Dalam mendorong gencatan senjata di Aleppo, de Mistura tampaknya melanjutkan gencatan senjata regional lainnya yang dicapai di Suriah tahun ini.
Assad telah menerapkan gencatan senjata lokal untuk menenangkan daerah-daerah yang menjadi titik konflik di sekitar ibu kota di mana tidak ada pihak yang mampu mengklaim kemenangan.

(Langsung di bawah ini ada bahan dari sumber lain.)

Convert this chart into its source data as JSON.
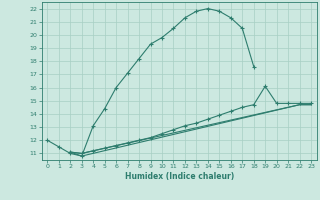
{
  "xlabel": "Humidex (Indice chaleur)",
  "bg_color": "#cce8e0",
  "grid_color": "#a8cfc4",
  "line_color": "#2e7d6e",
  "line1_x": [
    0,
    1,
    2,
    3,
    4,
    5,
    6,
    7,
    8,
    9,
    10,
    11,
    12,
    13,
    14,
    15,
    16,
    17,
    18
  ],
  "line1_y": [
    12.0,
    11.5,
    11.0,
    10.8,
    13.1,
    14.4,
    16.0,
    17.1,
    18.2,
    19.3,
    19.8,
    20.5,
    21.3,
    21.8,
    22.0,
    21.8,
    21.3,
    20.5,
    17.6
  ],
  "line2_x": [
    2,
    3,
    4,
    5,
    6,
    7,
    8,
    9,
    10,
    11,
    12,
    13,
    14,
    15,
    16,
    17,
    18,
    19,
    20,
    21,
    22,
    23
  ],
  "line2_y": [
    11.1,
    11.0,
    11.2,
    11.4,
    11.6,
    11.8,
    12.0,
    12.2,
    12.5,
    12.8,
    13.1,
    13.3,
    13.6,
    13.9,
    14.2,
    14.5,
    14.7,
    16.1,
    14.8,
    14.8,
    14.8,
    14.8
  ],
  "line3_x": [
    2,
    3,
    22,
    23
  ],
  "line3_y": [
    11.1,
    11.0,
    14.7,
    14.7
  ],
  "line4_x": [
    2,
    3,
    22,
    23
  ],
  "line4_y": [
    11.1,
    10.8,
    14.7,
    14.7
  ],
  "ylim": [
    10.5,
    22.5
  ],
  "xlim": [
    -0.5,
    23.5
  ],
  "yticks": [
    11,
    12,
    13,
    14,
    15,
    16,
    17,
    18,
    19,
    20,
    21,
    22
  ],
  "xticks": [
    0,
    1,
    2,
    3,
    4,
    5,
    6,
    7,
    8,
    9,
    10,
    11,
    12,
    13,
    14,
    15,
    16,
    17,
    18,
    19,
    20,
    21,
    22,
    23
  ]
}
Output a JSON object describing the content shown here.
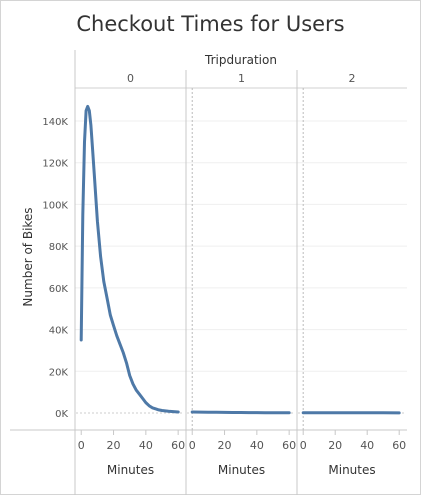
{
  "chart_data": {
    "type": "line",
    "title": "Checkout Times for Users",
    "column_header": "Tripduration",
    "ylabel": "Number of Bikes",
    "ylim": [
      0,
      155000
    ],
    "y_ticks": [
      0,
      20000,
      40000,
      60000,
      80000,
      100000,
      120000,
      140000
    ],
    "y_tick_labels": [
      "0K",
      "20K",
      "40K",
      "60K",
      "80K",
      "100K",
      "120K",
      "140K"
    ],
    "panels": [
      {
        "label": "0",
        "xlabel": "Minutes",
        "xlim": [
          -2,
          63
        ],
        "x_ticks": [
          0,
          20,
          40,
          60
        ],
        "x_tick_labels": [
          "0",
          "20",
          "40",
          "60"
        ],
        "x": [
          0,
          1,
          2,
          3,
          4,
          5,
          6,
          7,
          8,
          10,
          12,
          14,
          16,
          18,
          20,
          22,
          24,
          26,
          28,
          30,
          32,
          34,
          36,
          38,
          40,
          42,
          44,
          46,
          48,
          50,
          52,
          54,
          56,
          58,
          60
        ],
        "values": [
          35000,
          95000,
          130000,
          145000,
          147000,
          145000,
          138000,
          127000,
          115000,
          92000,
          75000,
          63000,
          55000,
          47000,
          42000,
          37000,
          33000,
          29000,
          24000,
          18000,
          14000,
          11000,
          9000,
          7000,
          5000,
          3500,
          2500,
          2000,
          1500,
          1200,
          1000,
          800,
          700,
          600,
          500
        ]
      },
      {
        "label": "1",
        "xlabel": "Minutes",
        "xlim": [
          -2,
          63
        ],
        "x_ticks": [
          0,
          20,
          40,
          60
        ],
        "x_tick_labels": [
          "0",
          "20",
          "40",
          "60"
        ],
        "x": [
          0,
          5,
          10,
          15,
          20,
          25,
          30,
          35,
          40,
          45,
          50,
          55,
          60
        ],
        "values": [
          500,
          450,
          400,
          350,
          300,
          260,
          230,
          200,
          180,
          160,
          150,
          140,
          130
        ]
      },
      {
        "label": "2",
        "xlabel": "Minutes",
        "xlim": [
          -2,
          63
        ],
        "x_ticks": [
          0,
          20,
          40,
          60
        ],
        "x_tick_labels": [
          "0",
          "20",
          "40",
          "60"
        ],
        "x": [
          0,
          10,
          20,
          30,
          40,
          50,
          60
        ],
        "values": [
          120,
          110,
          100,
          90,
          80,
          75,
          70
        ]
      }
    ],
    "grid": true,
    "line_color": "#4e79a7"
  }
}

Mereka sebagian besar berhasil di beberapa daerah dekat Damaskus dan pusat kota Homs, namun kesepakatan tersebut dipandang sangat tidak menguntungkan pemerintah.
AS meragukan kesediaan Assad untuk menerapkan gencatan senjata yang adil.

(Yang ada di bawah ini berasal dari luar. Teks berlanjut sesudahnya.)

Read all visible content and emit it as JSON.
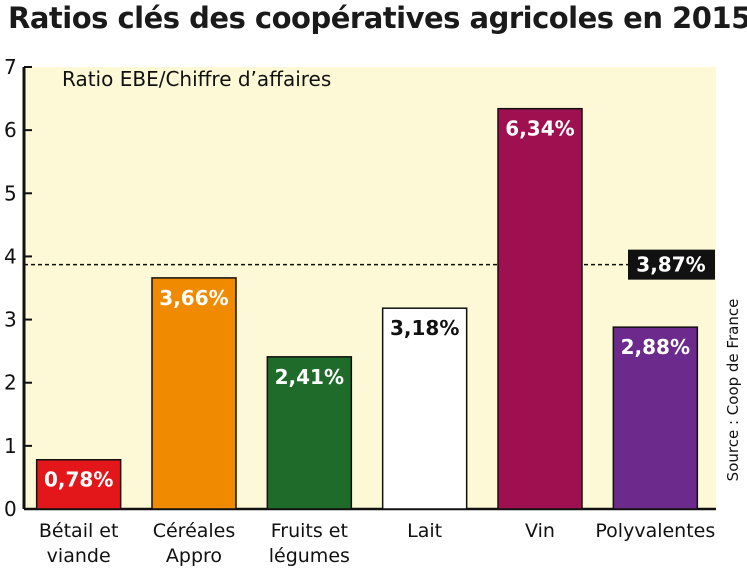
{
  "title": "Ratios clés des coopératives agricoles en 2015",
  "chart_data": {
    "type": "bar",
    "subtitle": "Ratio EBE/Chiffre d’affaires",
    "categories": [
      [
        "Bétail et",
        "viande"
      ],
      [
        "Céréales",
        "Appro"
      ],
      [
        "Fruits et",
        "légumes"
      ],
      [
        "Lait"
      ],
      [
        "Vin"
      ],
      [
        "Polyvalentes"
      ]
    ],
    "values": [
      0.78,
      3.66,
      2.41,
      3.18,
      6.34,
      2.88
    ],
    "value_labels": [
      "0,78%",
      "3,66%",
      "2,41%",
      "3,18%",
      "6,34%",
      "2,88%"
    ],
    "bar_colors": [
      "#e3161a",
      "#f08a00",
      "#1e6b2a",
      "#ffffff",
      "#9e1050",
      "#6b2a8c"
    ],
    "label_colors": [
      "#ffffff",
      "#ffffff",
      "#ffffff",
      "#111111",
      "#ffffff",
      "#ffffff"
    ],
    "reference_line": {
      "value": 3.87,
      "label": "3,87%",
      "style": "dashed"
    },
    "yticks": [
      "0",
      "1",
      "2",
      "3",
      "4",
      "5",
      "6",
      "7"
    ],
    "ylim": [
      0,
      7
    ],
    "xlabel": "",
    "ylabel": "",
    "grid": false,
    "background": "#fdf8d5",
    "source": "Source : Coop de France"
  }
}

“Sayangnya, banyak gencatan senjata lokal yang dicapai sejauh ini lebih terlihat seperti perjanjian penyerahan diri dibandingkan perjanjian gencatan senjata yang sejati dan berkelanjutan,” kata juru bicara Departemen Luar Negeri AS Jen Psaki, Senin.
Namun momentum untuk menyelamatkan kota Aleppo yang diperebutkan semakin meningkat.
“Meninggalkan Aleppo berarti menjatuhkan nasib buruk bagi 300.000 pria, wanita dan anak-anak,” tulis Menteri Luar Negeri Prancis Laurent Fabius dalam kolom yang diterbitkan di surat kabar internasional pekan lalu.
Fabius mendesak koalisi internasional yang memerangi ISIS di kota Kobani yang disengketakan di Suriah untuk juga membantu pemberontak moderat di Aleppo.
Sebuah laporan yang dirilis pada hari Selasa yang meneliti 35 perundingan gencatan senjata lokal di Suriah selama tiga tahun terakhir menyimpulkan bahwa perjanjian perdamaian lokal mungkin merupakan “harapan terbaik” untuk meringankan penderitaan rakyat Suriah dan ‘memberikan dasar bagi resolusi yang lebih besar terhadap konflik di negara tersebut. konflik.
Laporan tersebut, yang dipresentasikan di Beirut oleh Carnegie Middle East Center bekerja sama dengan Oxfam, mengatakan bahwa perjanjian lokal telah menghasilkan perbaikan nyata karena perundingan di tingkat tertinggi telah gagal.
“Perdamaian di Suriah harus dicapai sedikit demi sedikit, di lapangan, namun dalam konteks rencana nasional,” kata Rim Turkmani, penulis utama laporan, “Hungry For Peace: Positif dan Kerugian dari Gencatan Senjata Lokal dan Gencatan Senjata” mengatakan di Suriah.”
Bonsey mengatakan salah satu alasan kegagalan gencatan senjata sebelumnya adalah karena rezim menyetujuinya hanya untuk memajukan strategi militernya.
“Selama rezim, dan Iran pada khususnya, dan pada tingkat lebih rendah Rusia, melihat status quo dalam konflik ini menguntungkan mereka, saya tidak mengerti mengapa mereka tiba-tiba menyetujui gencatan senjata yang adil. tanpa didahulukan.”, katanya.
Al-Shafi, aktivis yang berbasis di Aleppo, mengatakan menurutnya gencatan senjata kini tidak relevan setelah kehancuran yang terjadi di Aleppo.
“Setelah semua barel (bom) dan 40.000 orang tewas, ini belum terlambat. Aleppo sudah selesai,” katanya.
___
Penulis Associated Press Diaa Hadid di Beirut dan Albert Aji di Damaskus berkontribusi pada laporan ini.